Since I do not have my keezer built yet, the kegging will be essentially be used as a secondary to free up my primary so I can make more beer. I believe that I understand the whole kegging process but since I am not trying to carbonate the beer for now, instead I am essentially keg conditioning it. What pressure should I set my keg to?

My initial though would be something gentle like 5 PSI just to keep it sealed?
 
I would go ahead and start carbing it now. Set the pressure on what you want and let it sit. This way when your keezer is completed (in a few weeks?) the keg will already be carbonated and just waiting to be chilled. A lot of people have indicated that the carbonation process helps conditioning. I'm just newbie, but this is what I've heard.
 
A lot of people have indicated that the carbonation process helps conditioning.

This was my biggest concern because I though I may have read somewhere the other way around that pressure will make the yeast dormant.
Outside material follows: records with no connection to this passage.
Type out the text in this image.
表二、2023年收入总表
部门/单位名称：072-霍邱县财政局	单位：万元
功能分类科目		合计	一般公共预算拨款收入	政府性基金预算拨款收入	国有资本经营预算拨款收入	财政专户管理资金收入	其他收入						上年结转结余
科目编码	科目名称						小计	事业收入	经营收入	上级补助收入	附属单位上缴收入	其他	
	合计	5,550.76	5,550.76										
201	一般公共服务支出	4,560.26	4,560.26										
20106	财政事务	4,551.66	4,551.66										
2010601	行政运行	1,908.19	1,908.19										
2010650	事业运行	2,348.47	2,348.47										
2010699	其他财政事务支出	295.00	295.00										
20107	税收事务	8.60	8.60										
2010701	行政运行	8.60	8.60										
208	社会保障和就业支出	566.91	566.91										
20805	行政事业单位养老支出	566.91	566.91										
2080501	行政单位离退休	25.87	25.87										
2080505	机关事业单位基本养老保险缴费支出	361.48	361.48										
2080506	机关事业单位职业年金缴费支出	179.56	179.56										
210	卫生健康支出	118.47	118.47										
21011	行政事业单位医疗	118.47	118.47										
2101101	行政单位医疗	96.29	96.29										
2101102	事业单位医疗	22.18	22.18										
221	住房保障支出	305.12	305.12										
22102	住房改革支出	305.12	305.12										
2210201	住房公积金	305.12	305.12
As for the keezer build I am still getting all my supplies. The shanks are in the mail, the faucets will be ordered at the end of the month, and I have gas lines for two kegs, but no adequate beer lines yet. The chest freezer and collar build I hope will begin in about 2 weeks. Once I get everything I will eventually post my build then add it to the Show us your kegerator thread. :rockin:
 
If you follow the carbonation table on the bottom of Wildwests signature you should be golden. you can select the carb level, check your temp and set the pressure accordingly
 
BTW, I have a copy of that chart laminated and hanging in my kegerator for quick reference, with that there is no guesswork or overcarbing thus far.
 
It really depends on how long you are staying in primary. I really wouldn't recommend ever coming out of primary before at least 10 days. The large volume of yeast helps clean up fermentation byproducts.

Yes pressure will slow the yeast down. Pressure and lower temperatures both act to make the yeast go dormant, so while conditioning will continue, it will be slowed down. Our brew club just had a discussion several weeks ago about a method of lagering where you lager under pressure at room temperature, instead of at cold temperatures. The results were very similiar to lagering at cold temps. The yeast activity is slowed down for a slow conditioning.

If you let most of the cleanup occur in primary, then all you are waiting for in secondary is time for the flavors to meld more, and for further clearing. Both these should happen fine under pressure or at lower temperatures.